La Cour d’appel de Douai, dans un arrêt du 30 juin 2011, a confirmé un jugement fixant une contribution à l’entretien et à l’éducation des enfants. Le père, bénéficiaire de l’aide à la création d’entreprise, demandait la suppression de cette pension. La mère sollicitait le maintien de la contribution initiale. Les juges du fond ont rejeté la demande de suppression. Ils ont estimé que le requérant ne rapportait pas la preuve d’une impécuniosité l’empêchant de contribuer. L’arrêt soulève la question de l’appréciation des ressources dans le cadre de l’obligation alimentaire. Il s’agit de déterminer quels éléments financiers doivent être pris en compte pour fixer une pension. La Cour d’appel retient une conception extensive des ressources du débiteur. Elle confirme ainsi le principe d’une contribution adaptée mais maintenue.

**L’exigence d’une appréciation concrète et complète des ressources**

L’arrêt rappelle le cadre légal de l’obligation alimentaire. L’article 371-2 du code civil impose une contribution proportionnelle aux ressources et aux besoins. La Cour procède à un examen détaillé de la situation financière des parties. Elle relève que le premier juge « a retenu que [le père] avait pour ressources mensuelles la somme de 1.149,79 euros versée par L’ARE ainsi qu’une somme de 121,50 euros versée par [la mère] ». L’apport de l’arrêt réside dans l’examen des ressources nouvelles alléguées. Le père invoquait le statut d’auto-entrepreneur et une aide de Pôle Emploi. La Cour constate que les pièces « établissent qu’après examen de la demande […] l’aide à la reprise ou à la création d’entreprise lui est attribuée ». Elle opère ainsi une distinction entre l’existence d’une aide et son impact sur la capacité contributive. L’analyse ne se limite pas à une simple constatation des flux financiers.

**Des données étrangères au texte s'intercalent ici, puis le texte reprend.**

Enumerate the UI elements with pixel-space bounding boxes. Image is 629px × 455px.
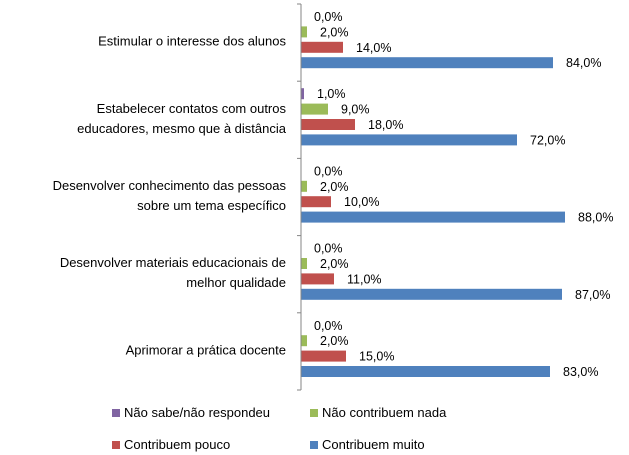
data-label: 14,0% bbox=[356, 41, 391, 55]
bar-1 bbox=[301, 88, 304, 100]
data-label: 2,0% bbox=[320, 25, 349, 39]
bar-3 bbox=[301, 119, 355, 130]
data-label: 0,0% bbox=[314, 242, 343, 256]
bar-4 bbox=[301, 288, 562, 300]
bar-4 bbox=[301, 57, 553, 69]
legend-item-nao-sabe: Não sabe/não respondeu bbox=[112, 405, 270, 420]
category-label: educadores, mesmo que à distância bbox=[77, 121, 287, 136]
legend-swatch-nao-contribuem bbox=[310, 408, 318, 417]
data-label: 2,0% bbox=[320, 334, 349, 348]
bar-2 bbox=[301, 180, 307, 192]
data-label: 10,0% bbox=[344, 195, 379, 209]
bar-3 bbox=[301, 350, 346, 362]
legend-swatch-contribuem-muito bbox=[310, 440, 318, 449]
bar-3 bbox=[301, 273, 334, 285]
data-label: 0,0% bbox=[314, 319, 343, 333]
data-label: 2,0% bbox=[320, 257, 349, 271]
bar-2 bbox=[301, 103, 328, 115]
bar-3 bbox=[301, 196, 331, 208]
data-label: 88,0% bbox=[578, 211, 613, 225]
legend-label-contribuem-muito: Contribuem muito bbox=[322, 437, 425, 452]
legend-item-contribuem-pouco: Contribuem pouco bbox=[112, 437, 230, 452]
data-label: 11,0% bbox=[347, 272, 382, 286]
data-label: 2,0% bbox=[320, 180, 349, 194]
category-label: Estimular o interesse dos alunos bbox=[98, 34, 286, 49]
data-label: 83,0% bbox=[563, 365, 598, 379]
data-label: 1,0% bbox=[317, 87, 346, 101]
category-label: sobre um tema específico bbox=[137, 198, 286, 213]
legend-item-nao-contribuem: Não contribuem nada bbox=[310, 405, 446, 420]
bar-2 bbox=[301, 26, 307, 38]
bar-4 bbox=[301, 211, 565, 223]
data-label: 0,0% bbox=[314, 164, 343, 178]
bar-2 bbox=[301, 258, 307, 269]
data-label: 9,0% bbox=[341, 103, 370, 117]
bar-2 bbox=[301, 335, 307, 347]
legend-swatch-contribuem-pouco bbox=[112, 440, 120, 449]
data-label: 0,0% bbox=[314, 10, 343, 24]
category-label: Desenvolver materiais educacionais de bbox=[60, 255, 286, 270]
category-label: Estabelecer contatos com outros bbox=[97, 101, 287, 116]
bar-4 bbox=[301, 134, 517, 146]
data-label: 84,0% bbox=[566, 56, 601, 70]
bar-3 bbox=[301, 41, 343, 53]
category-label: melhor qualidade bbox=[186, 275, 286, 290]
legend-label-nao-contribuem: Não contribuem nada bbox=[322, 405, 447, 420]
category-label: Desenvolver conhecimento das pessoas bbox=[53, 178, 287, 193]
legend-swatch-nao-sabe bbox=[112, 408, 120, 417]
category-label: Aprimorar a prática docente bbox=[126, 342, 286, 357]
legend-label-nao-sabe: Não sabe/não respondeu bbox=[124, 405, 271, 420]
legend-label-contribuem-pouco: Contribuem pouco bbox=[124, 437, 231, 452]
bar-4 bbox=[301, 366, 550, 377]
data-label: 18,0% bbox=[368, 118, 403, 132]
legend-item-contribuem-muito: Contribuem muito bbox=[310, 437, 425, 452]
data-label: 72,0% bbox=[530, 133, 565, 147]
data-label: 15,0% bbox=[359, 350, 394, 364]
data-label: 87,0% bbox=[575, 288, 610, 302]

Elle intègre l’obligation pour le débiteur de justifier de l’utilisation des sommes perçues. La Cour note qu’il « ne justifie aucunement de l’activité qu’il exerce depuis novembre 2010, du chiffre d’affaires qu’il a pu réaliser mensuellement et donc des revenus complémentaires qu’il a pu se procurer ». Cette approche impose une véritable transparence financière. Elle empêche qu’une simple déclaration de changement de situation suffise à modifier la contribution.

**La consécration d’une charge de la preuve renforcée pour le débiteur**

La solution adoptée place une charge probatoire exigeante sur le parent demandant la suppression de la pension. Le requérant doit démontrer une impécuniosité réelle et actuelle. La Cour énonce que « [le père] ne justifie donc pas qu’il se trouve dans une situation d’impécuniosité telle qu’il ne soit pas en mesure de contribuer ». Cette formulation indique que la simple diminution des revenus ne suffit pas. Il faut établir l’impossibilité matérielle de participer aux charges. L’arrêt exige des justificatifs précis pour chaque élément des charges invoquées. Concernant les frais de logement, la Cour observe que « sa participation aux charges mensuelles qu’il verse […] chiffrée à 350 euros par mois dans ses écritures ne ressort aucunement de l’attestation établie ». De même, s’agissant d’un crédit, « il ne justifie pas qu’il rembourse le dit prêt ainsi qu’il l’allègue ». Cette rigueur probatoire s’applique également à la mère. La Cour relève qu’elle « ne produit pas le moindre justificatif » concernant son arrêt maladie. Cette exigence symétrique garantit l’équité de l’appréciation. Elle ancre la décision dans une réalité financière objectivement vérifiée. Le refus de la suppression protège ainsi l’intérêt de l’enfant. Il évite qu’une période de transition professionnelle ne se traduise par une défaillance alimentaire. La fixation du montant à un niveau modéré, soit 100 euros par enfant, témoigne d’une pondération. Elle concilie la présomption de contribution et la prise en compte des difficultés économiques.

Source : Cour de cassation – Base Open Data « Judilibre » & « Légifrance ».